Factors influencing obesity are not confined to the health portfolio, argues this paper. Instead the factors occur across portfolios including housing, education, employment, social welfare and community development.
What is the problem?
Obesity rates are higher among Indigenous, compared to non-Indigenous, Australians, and this problem begins in early childhood. If this trend of increasing obesity among Indigenous children continues, there will be a corresponding negative impact on health, and the gap in life expectancy will widen, not close.
Childhood is a critical life stage, and early intervention strategies can reap a lifetime of rewards. Childhood obesity prevention programs have predominantly targeted individual behaviours (such as physical inactivity and unhealthy diet) and have been unsuccessful to date. The approach needs to shift to addressing social and economic factors, rather than individual behaviours in isolation.
Why is it relevant to policy makers?
In February 2014, Prime Minister Tony Abbott acknowledged that progress against the Closing the Gap targets was disappointing and that a change of direction was needed.
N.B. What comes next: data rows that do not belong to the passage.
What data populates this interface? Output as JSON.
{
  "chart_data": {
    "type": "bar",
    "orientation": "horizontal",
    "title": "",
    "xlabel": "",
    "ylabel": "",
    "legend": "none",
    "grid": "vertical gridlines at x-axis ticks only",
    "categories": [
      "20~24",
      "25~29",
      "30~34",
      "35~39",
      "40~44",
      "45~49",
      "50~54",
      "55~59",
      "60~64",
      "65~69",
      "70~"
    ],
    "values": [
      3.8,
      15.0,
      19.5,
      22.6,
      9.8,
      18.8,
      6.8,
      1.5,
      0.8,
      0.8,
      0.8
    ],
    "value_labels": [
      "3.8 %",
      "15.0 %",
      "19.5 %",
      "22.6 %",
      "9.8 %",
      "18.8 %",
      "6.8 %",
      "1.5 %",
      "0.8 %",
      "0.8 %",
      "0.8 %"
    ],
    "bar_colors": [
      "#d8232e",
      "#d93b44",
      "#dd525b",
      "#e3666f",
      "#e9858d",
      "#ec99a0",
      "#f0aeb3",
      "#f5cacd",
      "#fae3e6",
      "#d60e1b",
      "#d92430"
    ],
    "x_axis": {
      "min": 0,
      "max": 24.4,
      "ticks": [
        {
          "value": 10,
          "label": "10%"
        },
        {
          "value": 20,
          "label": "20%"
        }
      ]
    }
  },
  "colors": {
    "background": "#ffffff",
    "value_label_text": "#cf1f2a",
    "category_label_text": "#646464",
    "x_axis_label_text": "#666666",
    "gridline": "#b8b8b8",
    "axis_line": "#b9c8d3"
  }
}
This should encompass a shift in focus away from individual factors and onto social and economic factors.
As an example of relevance to state and territory policy makers, the ACT Chief Minister and Minister for Health Katy Gallagher has called for obesity prevention efforts to move beyond the health portfolio, towards a coordinated effort across all arms of government. This requires action on the food environment, schools, workplaces, urban planning and social inclusion. As part of her plan, Gallagher recently announced a ban on soft drinks in public schools in the ACT.
What does the evidence say?
To date, there has been a limited evidence base to guide the development of programs and policies for obesity prevention among Indigenous children. It has been recognised that social and economic factors are important, but empirical evidence is required to quantify the relative contribution of these factors and to work out which factors are the most important ones to target first.
Data from the Longitudinal Study of Indigenous Children (LSIC), a national study managed by the Australian Government Department of Social Services, show that individual choices are strongly influenced by the broader context. In 2011, Indigenous children experiencing disadvantage at both the individual and the neighbourhood level consumed significantly more soft drink than more advantaged Indigenous children in the survey. Maternal education, housing stability, urbanisation and neighbourhood disadvantage are important factors affecting Indigenous children’s soft drink consumption, and therefore risk of obesity.
What should policymakers do?
If programs are to change the health behaviours and health outcomes of Indigenous children successfully, they must address social and economic factors — the context in which individual choices are made. Factors influencing obesity are not confined to the health portfolio; policy development should occur across portfolios including housing, education, employment, social welfare and community development.
The broader benefits of such programs should be considered when weighing the cost. Research conducted at the National Centre for Social and Economic Modelling, University of Canberra, estimated that if Australia were to adopt the recommendations of the WHO Commission on Social Determinants of Health report "Closing the gap within a generation", half a million Australians could avoid suffering a chronic disease; 170,000 more Australians could enter the workforce (generating earnings of $8 billion); and $4 billion in redundant welfare support payments would be saved. The implications for the wellbeing of Indigenous Australians, and for health equity, have not been calculated, but are undoubtedly considerable.